2026年8月1日土曜日

「空海と真言の名宝」「東京国立博物館

「弘法大師生誕1250年記念 特別展 空海と真言の名宝」。

真言宗各派総大本山会の十八本山と関係寺院の「貴重な名宝が一堂に会します」という、この特別展。

これは行かねばなるまい!!と決めていたのだが混むのは避けたかったので、朝イチで行ってみることに。

開場時間をちょっと過ぎたくらいに到着したところ、入り口付近にはすでに行列が。
しまった・・ちょっと見通しが甘かったか(というかのんびりして出遅れたのが悪かったか)と思ったが、
入場してみると、まあ空いているというわけではないが、そこそこゆっくり鑑ることはできた。

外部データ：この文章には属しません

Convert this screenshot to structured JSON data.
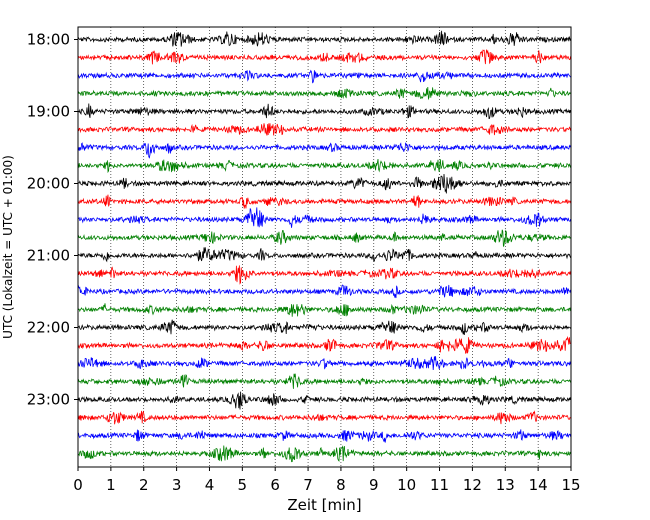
{
  "chart_data": {
    "type": "line",
    "title": "",
    "xlabel": "Zeit  [min]",
    "ylabel": "UTC (Lokalzeit = UTC + 01:00)",
    "xlim": [
      0,
      15
    ],
    "x_ticks": [
      "0",
      "1",
      "2",
      "3",
      "4",
      "5",
      "6",
      "7",
      "8",
      "9",
      "10",
      "11",
      "12",
      "13",
      "14",
      "15"
    ],
    "y_ticks": [
      "18:00",
      "19:00",
      "20:00",
      "21:00",
      "22:00",
      "23:00"
    ],
    "grid": "vertical-dotted",
    "trace_colors": [
      "#000000",
      "#ff0000",
      "#0000ff",
      "#008000"
    ],
    "rows": [
      {
        "time": "18:00",
        "color": "#000000"
      },
      {
        "time": "18:15",
        "color": "#ff0000"
      },
      {
        "time": "18:30",
        "color": "#0000ff"
      },
      {
        "time": "18:45",
        "color": "#008000"
      },
      {
        "time": "19:00",
        "color": "#000000"
      },
      {
        "time": "19:15",
        "color": "#ff0000"
      },
      {
        "time": "19:30",
        "color": "#0000ff"
      },
      {
        "time": "19:45",
        "color": "#008000"
      },
      {
        "time": "20:00",
        "color": "#000000"
      },
      {
        "time": "20:15",
        "color": "#ff0000"
      },
      {
        "time": "20:30",
        "color": "#0000ff"
      },
      {
        "time": "20:45",
        "color": "#008000"
      },
      {
        "time": "21:00",
        "color": "#000000"
      },
      {
        "time": "21:15",
        "color": "#ff0000"
      },
      {
        "time": "21:30",
        "color": "#0000ff"
      },
      {
        "time": "21:45",
        "color": "#008000"
      },
      {
        "time": "22:00",
        "color": "#000000"
      },
      {
        "time": "22:15",
        "color": "#ff0000"
      },
      {
        "time": "22:30",
        "color": "#0000ff"
      },
      {
        "time": "22:45",
        "color": "#008000"
      },
      {
        "time": "23:00",
        "color": "#000000"
      },
      {
        "time": "23:15",
        "color": "#ff0000"
      },
      {
        "time": "23:30",
        "color": "#0000ff"
      },
      {
        "time": "23:45",
        "color": "#008000"
      }
    ]
  }
}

今回、大塚明夫さんの声の音声ガイドを借り(音声ガイドのレンタルにも行列が・・)、ガイドに沿って進んでいく。

(館内は最後の一部を除き撮影禁止)

入っていくと、

まず、入場した者を迎えてくださるのが「金剛峯寺の弘法大師坐像」。

この、普段見ることのできない弘法大師像を皮切りに、

国宝、重文、秘仏の数々に圧倒される。


いやーーー貴重な展示!

平安から鎌倉、そして室町、江戸と、
空海の伝えた密教がこの国にいかに"柱"を打ち込んできたのかと思える。


私は目が悪いので文字の書き物系の展示(天皇や空海の筆によるもの)を細かく見ることは今回かなわなかったが、

空海が中国から持ち帰ったという「国宝 金銅錫杖頭」の堅牢な勇壮さとか、

鎌倉時代の愛染明王像や両界曼荼羅で展開される密教世界とか、

圧巻である。

なにより今回、
「第二章」として配置されていた「後七日御修法の世界」の展示が、個人的に非常に興味深かった。

後七日御修法は、弘法大師の時代から連綿と続く行事。
当初は宮中で行われていたが、明治時代に廃仏毀釈の影響で一旦廃止。しかし明治16年に、場所を教王護国寺(東寺)に移して再興されたという。

堂内東側に胎蔵界、西側に金剛界の曼荼羅を配置するという道場の様子が図示された平安時代の「後七日差図」であるとか、

かつて清涼殿に置かれていたという教王護国寺の秘仏「二間観音」(聖観音菩薩・梵天・帝釈天立像)のこのうえない繊細さであるとか、

そういうものと向き合うことで、

秘儀として伝えられている「真言宗で最高の儀式」である修法や、
天皇の勅使も参向される宮中の儀礼という、
いまも同時代にありながら、私たちが知りえることも存在しえることもない世界の、ほんの一端を垣間見ることができたかのような気がする。


第2会場にはずらりと並ぶ秘仏。

・・・秘仏が!! 並んでいる!!!?
という、なかなかにありえない機会。

めったに公開されない仏像が並ぶ空間に身を置いていることの特別さ。
自分にある邪気や煩悩を、少しばかり忘れてしまえるような(いや忘れちゃいかんのだが)。



最後だけ撮影可能。国宝 五智如来坐像。皆さん自分のカメラ(スマホ)にお姿をおさめてました。



前期と後期で展示替えがあるようなので、機会があれば9月までにもう一度行かれたらいいけれど、閉幕が近づいたら混むに違いない・・・悩ましい。